For Buchan, Argyll was an enigmatic and disturbing figure, sincere in his religious beliefs, but tending to fanaticism, a slippery politician, too ready to shift his position, eventually distrusted by everyone. There is some truth in this picture, but Fraser thinks much better of him. Indeed, rather surprisingly, it is Argyll who emerges as the hero of his book. Fraser may be a Tory, but he is no Cavalier. Admiring Montrose, he refuses to be dazzled by him. Instead he approves of what he judges to have been Argyll’s aims: securing the independence of the Kirk, working for a constitutional monarchy subject to parliamentary consent, even control, and “a long-term settlement of the troubled relationship between Scotland and our southern neighbour. From our historical perspective,” he writes, “it is he who emerges as the greater figure, a statesman of British significance whose views have better stood the test of time.” He quotes with approval the judgement of the Rev Robert Baillie (Covenanter and later Principal of Glasgow University) that Argyll was “the best and most excellent man our State of a long tyme had enjoyed.” Yet Buchan’s Argyll can’t be wished away. Argyll may, as Fraser insists, have been consistent in his aims, but he shifted ground so often that he ended distrusted by almost everyone. He was often too clever by half. He may, as Montrose alleged in 1641, have aimed to be king himself – he reminded people that he was eighth in line of descent from Robert the Bruce. Ten years later he proposed his daughter as a wife for Charles II. Late in life he described himself as “a distracted man... in a distracted time”, and, part Clan Chief, part scheming politician, part religious zealot, this was a fair self-judgement.

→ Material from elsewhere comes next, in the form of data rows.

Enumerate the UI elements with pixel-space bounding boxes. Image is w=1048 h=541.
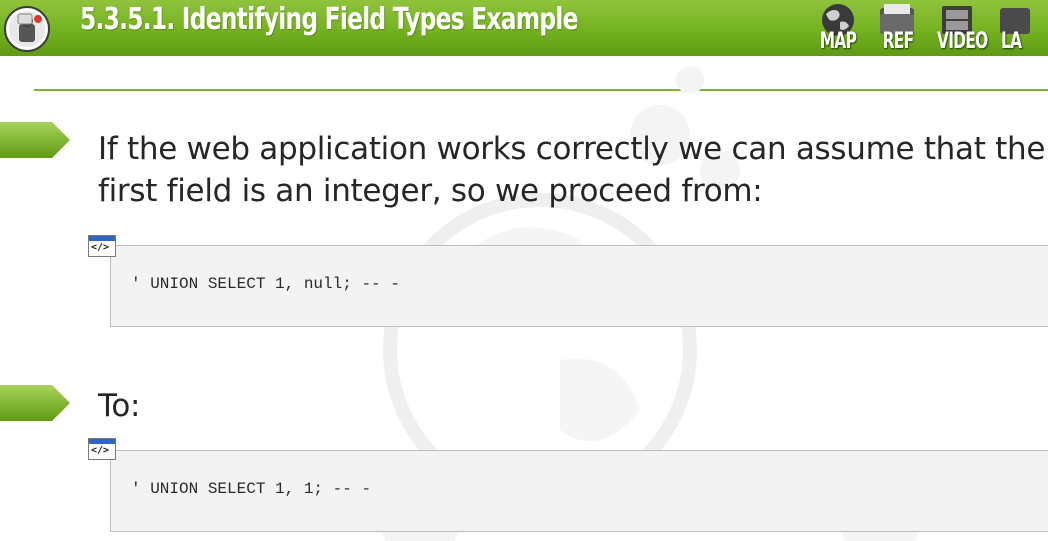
nav-ref-label: REF bbox=[882, 29, 915, 54]
code-icon-label: </> bbox=[91, 445, 110, 456]
code-block-2: ' UNION SELECT 1, 1; -- - bbox=[110, 450, 1048, 532]
top-nav: MAP REF VIDEO LA bbox=[808, 0, 1048, 56]
bullet-arrow-icon bbox=[0, 120, 74, 160]
nav-map-button[interactable]: MAP bbox=[808, 0, 868, 56]
nav-video-button[interactable]: VIDEO bbox=[928, 0, 988, 56]
code-block-2-text: ' UNION SELECT 1, 1; -- - bbox=[131, 480, 372, 498]
nav-map-label: MAP bbox=[819, 29, 857, 54]
code-block-1: ' UNION SELECT 1, null; -- - bbox=[110, 245, 1048, 327]
nav-video-label: VIDEO bbox=[937, 29, 988, 54]
nav-lab-label: LA bbox=[1001, 29, 1022, 54]
code-icon-label: </> bbox=[91, 242, 110, 253]
paragraph-1-line-2: first field is an integer, so we proceed… bbox=[98, 173, 763, 209]
code-icon: </> bbox=[88, 235, 116, 257]
nav-ref-button[interactable]: REF bbox=[868, 0, 928, 56]
paragraph-2: To: bbox=[98, 388, 141, 424]
logo-icon bbox=[2, 4, 52, 54]
bullet-arrow-icon bbox=[0, 383, 74, 423]
paragraph-1-line-1: If the web application works correctly w… bbox=[98, 131, 1046, 167]
code-block-1-text: ' UNION SELECT 1, null; -- - bbox=[131, 275, 400, 293]
code-icon: </> bbox=[88, 438, 116, 460]
nav-lab-button[interactable]: LA bbox=[988, 0, 1048, 56]
header-bar: 5.3.5.1. Identifying Field Types Example… bbox=[0, 0, 1048, 56]
page-title: 5.3.5.1. Identifying Field Types Example bbox=[80, 2, 578, 37]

There were two sides to the Covenanting movement, as there were two sides to Argyll. On the one hand it fought in defence of the liberties of the Kirk. On the other it sought to establish a fiercely intolerant and indeed persecuting theocracy. There was much that was noble in its Calvinism, much that was repellent too. Fraser condemns the brutal excesses of Montrose’s Irish and Highland troops, notably the three days in which they ran riot, sacking Aberdeen and violating women, but makes no mention of the minister of the Kirk who urged on the slaughter of Montrose’s Irish and camp-followers after Philiphaugh, until a war-weary soldier asked him if he had not yet had his “fill of blood”.

Certainly there was blood enough, indeed too much of it. Civil wars, as Fraser says, are always terrible. There’s enough evidence of this in the Middle East today. He suggests in conclusion that both Montrose and Argyll might have been satisfied with the settlement that was eventually reached after the Revolution of 1688: a constitutional monarchy and the safeguarding of a (more moderate) Presbyterian kirk. Perhaps they would, but it was the frightening memory of civil war that accounted for the good sense displayed in both England and Scotland then.